Transmission electron microscopy (TEM)
TEM sample was prepared as previously described [37]. All images were obtained using a transmission electron microscope (JEM-1230, JEOL Ltd., Tokyo, Japan). The area, diameter, number, and average area of lipid droplets were calculated as previously described [38]. Images representing average level of corresponding group were chosen as representative ones. Ten representative images were used per group for analysis.
Histological and morphological analysis
The heart tissue was fixed with 4% paraformaldehyde, dehydrated and embedded with paraffin. 5-μm-thick serial sections were generated. RTN3 immunohistochemical staining was performed according to standard procedure as previously described [39]. Anti-RTN3 (Abcam, # ab187764) was used in immunohistochemical staining. Left ventricular tissue was used for oil red O staining as previously described [11]. Image analysis and quantification were conducted using ImageJ software as previously described [11, 40]. Images representing average level of corresponding group were chosen as representative ones.
Blood lipids measurement
Blood sample was stored at 4 °C for 8 h and then centrifugated at 3000 × g for 15 min to get serum. The serum was stored at −80 °C before analysis. The blood triglyceride (TG), cholesterol (CHO), high-density lipoprotein (HDL), and low-density lipoprotein (LDL) were measured using an automatic biochemical analyser (Chemray 800). Six mice were used per group for serum lipids analysis.
Cell culture
Primary NRVCs were isolated from Sprague Dawley neonatal rat pups (0–3 days old) as previously described [37]. HEK293T cells were purchased from Merck(#VP001). Cells were cultured in the Dulbecco’s modified Eagle’s medium (DMEM) supplemented with 10% fetal bovine serum (FBS) and 1% penicillin/streptomycin. To investigate the effect of palmitate, cells were incubated with palmitate (500 μmol/L) for indicated time.

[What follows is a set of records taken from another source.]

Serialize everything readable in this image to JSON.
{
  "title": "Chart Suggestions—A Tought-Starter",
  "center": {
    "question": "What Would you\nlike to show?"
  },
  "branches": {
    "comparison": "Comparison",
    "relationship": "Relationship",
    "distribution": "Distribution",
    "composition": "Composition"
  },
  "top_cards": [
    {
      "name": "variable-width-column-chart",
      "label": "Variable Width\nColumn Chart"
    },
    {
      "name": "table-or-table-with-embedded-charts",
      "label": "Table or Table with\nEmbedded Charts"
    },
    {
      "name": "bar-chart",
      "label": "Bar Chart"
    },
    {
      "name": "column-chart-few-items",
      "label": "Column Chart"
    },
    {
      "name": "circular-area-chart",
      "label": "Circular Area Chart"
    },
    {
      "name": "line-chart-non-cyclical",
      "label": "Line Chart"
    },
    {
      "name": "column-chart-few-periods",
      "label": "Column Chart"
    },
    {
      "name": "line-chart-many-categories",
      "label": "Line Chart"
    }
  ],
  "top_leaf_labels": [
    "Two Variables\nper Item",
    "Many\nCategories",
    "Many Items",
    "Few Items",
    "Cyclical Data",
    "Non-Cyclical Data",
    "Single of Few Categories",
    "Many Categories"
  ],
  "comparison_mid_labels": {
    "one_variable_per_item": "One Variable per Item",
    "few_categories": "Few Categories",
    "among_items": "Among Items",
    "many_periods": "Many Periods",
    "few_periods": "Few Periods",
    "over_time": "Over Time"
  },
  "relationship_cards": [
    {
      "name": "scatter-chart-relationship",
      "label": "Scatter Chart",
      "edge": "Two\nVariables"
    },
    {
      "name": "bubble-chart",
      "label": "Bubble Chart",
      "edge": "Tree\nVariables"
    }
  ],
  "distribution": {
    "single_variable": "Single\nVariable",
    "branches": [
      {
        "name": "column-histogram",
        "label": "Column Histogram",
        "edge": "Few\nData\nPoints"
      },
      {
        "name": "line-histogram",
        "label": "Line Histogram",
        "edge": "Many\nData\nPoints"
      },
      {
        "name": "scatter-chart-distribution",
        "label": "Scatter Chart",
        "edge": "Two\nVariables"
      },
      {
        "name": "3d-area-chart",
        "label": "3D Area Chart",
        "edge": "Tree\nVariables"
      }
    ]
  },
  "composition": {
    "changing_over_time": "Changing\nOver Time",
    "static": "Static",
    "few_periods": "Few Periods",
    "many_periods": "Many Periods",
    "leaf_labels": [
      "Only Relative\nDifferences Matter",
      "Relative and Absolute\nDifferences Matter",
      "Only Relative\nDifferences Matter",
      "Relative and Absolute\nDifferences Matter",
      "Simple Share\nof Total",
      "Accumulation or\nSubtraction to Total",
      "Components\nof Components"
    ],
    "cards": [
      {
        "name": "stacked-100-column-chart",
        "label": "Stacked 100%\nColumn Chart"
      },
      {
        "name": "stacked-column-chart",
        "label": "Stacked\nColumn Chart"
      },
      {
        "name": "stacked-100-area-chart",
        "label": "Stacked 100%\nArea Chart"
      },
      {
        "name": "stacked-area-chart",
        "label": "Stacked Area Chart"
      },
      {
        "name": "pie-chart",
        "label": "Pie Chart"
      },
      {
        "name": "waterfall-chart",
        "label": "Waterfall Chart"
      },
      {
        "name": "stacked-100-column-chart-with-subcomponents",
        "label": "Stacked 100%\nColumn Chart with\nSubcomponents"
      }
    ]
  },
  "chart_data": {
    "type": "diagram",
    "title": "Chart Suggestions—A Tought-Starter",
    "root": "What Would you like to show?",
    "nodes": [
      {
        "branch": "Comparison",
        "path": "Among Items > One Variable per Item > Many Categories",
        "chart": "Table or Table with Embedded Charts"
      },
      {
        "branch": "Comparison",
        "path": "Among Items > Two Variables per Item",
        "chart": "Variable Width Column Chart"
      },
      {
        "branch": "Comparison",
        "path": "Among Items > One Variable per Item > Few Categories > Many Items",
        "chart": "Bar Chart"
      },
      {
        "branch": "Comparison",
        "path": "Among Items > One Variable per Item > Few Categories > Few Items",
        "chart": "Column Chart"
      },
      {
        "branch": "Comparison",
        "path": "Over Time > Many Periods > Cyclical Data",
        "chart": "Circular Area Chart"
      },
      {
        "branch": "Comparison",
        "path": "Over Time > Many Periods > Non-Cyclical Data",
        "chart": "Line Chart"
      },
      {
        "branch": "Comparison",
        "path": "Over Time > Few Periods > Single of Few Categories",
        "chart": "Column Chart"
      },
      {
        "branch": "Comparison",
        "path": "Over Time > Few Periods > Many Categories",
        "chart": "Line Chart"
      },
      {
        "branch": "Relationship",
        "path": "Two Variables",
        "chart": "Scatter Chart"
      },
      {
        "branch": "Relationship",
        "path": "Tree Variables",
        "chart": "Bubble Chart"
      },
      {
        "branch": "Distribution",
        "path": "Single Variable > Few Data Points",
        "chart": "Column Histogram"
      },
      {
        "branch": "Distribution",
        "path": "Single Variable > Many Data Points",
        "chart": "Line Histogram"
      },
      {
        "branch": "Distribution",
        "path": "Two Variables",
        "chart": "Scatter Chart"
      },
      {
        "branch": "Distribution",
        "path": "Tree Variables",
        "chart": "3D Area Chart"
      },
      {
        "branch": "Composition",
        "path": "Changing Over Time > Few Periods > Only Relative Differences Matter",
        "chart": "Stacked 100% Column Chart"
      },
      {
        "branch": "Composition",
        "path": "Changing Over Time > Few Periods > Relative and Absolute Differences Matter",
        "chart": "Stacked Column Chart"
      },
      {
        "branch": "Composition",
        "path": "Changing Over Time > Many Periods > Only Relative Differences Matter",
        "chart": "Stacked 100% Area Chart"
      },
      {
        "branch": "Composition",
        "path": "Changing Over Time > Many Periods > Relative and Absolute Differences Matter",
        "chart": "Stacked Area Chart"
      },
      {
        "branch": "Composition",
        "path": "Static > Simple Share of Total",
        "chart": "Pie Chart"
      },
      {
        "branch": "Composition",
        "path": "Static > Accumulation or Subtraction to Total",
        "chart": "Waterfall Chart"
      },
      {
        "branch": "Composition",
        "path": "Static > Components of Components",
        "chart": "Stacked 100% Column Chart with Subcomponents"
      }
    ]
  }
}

Adult ventricular cardiomyocytes were isolated by enzymatic dissociation as described previously [41]. The collected adult cardiomyocytes were then subjected to western blotting analysis and immunofluorescence assay.
Down-regulation and upregulation of target genes
Adenovirus expressing rat RTN3 gene (Ad RTN3), adenovirus expressing rat RTN3 small hairpin RNA (Ad sh RTN3), adenovirus expressing rat RTN3 1–194aa (Ad R1), adenovirus expressing rat RTN3 65–236aa (Ad R2), adenovirus expressing rat RTN3 65–194aa (Ad R3), and empty adenovirus (Ad NC) were generated by Shanghai Hanbio Co, Ltd. The sequence of Ad sh-RTN3 was: top strand was TCGAGGCCAAGCTGTGCAGAAGTCAGAAGAATTCAAGAGATTCTTCTGACTTCTGCACAGCTTGGTTTTTTA and bottom strand was AGCTTAAAAAACCAAGCTGTGCAGAAGTCAGAAGAATCTCTTGAATTCTTCTGACTTCTGCACAGCTTGGCC. For adenovirus transfection, cells were incubated with DMEM containing adenovirus for 6-8 h (multiplicity of infection: 50). 48-72 h after transfection, cells were collected for further analysis.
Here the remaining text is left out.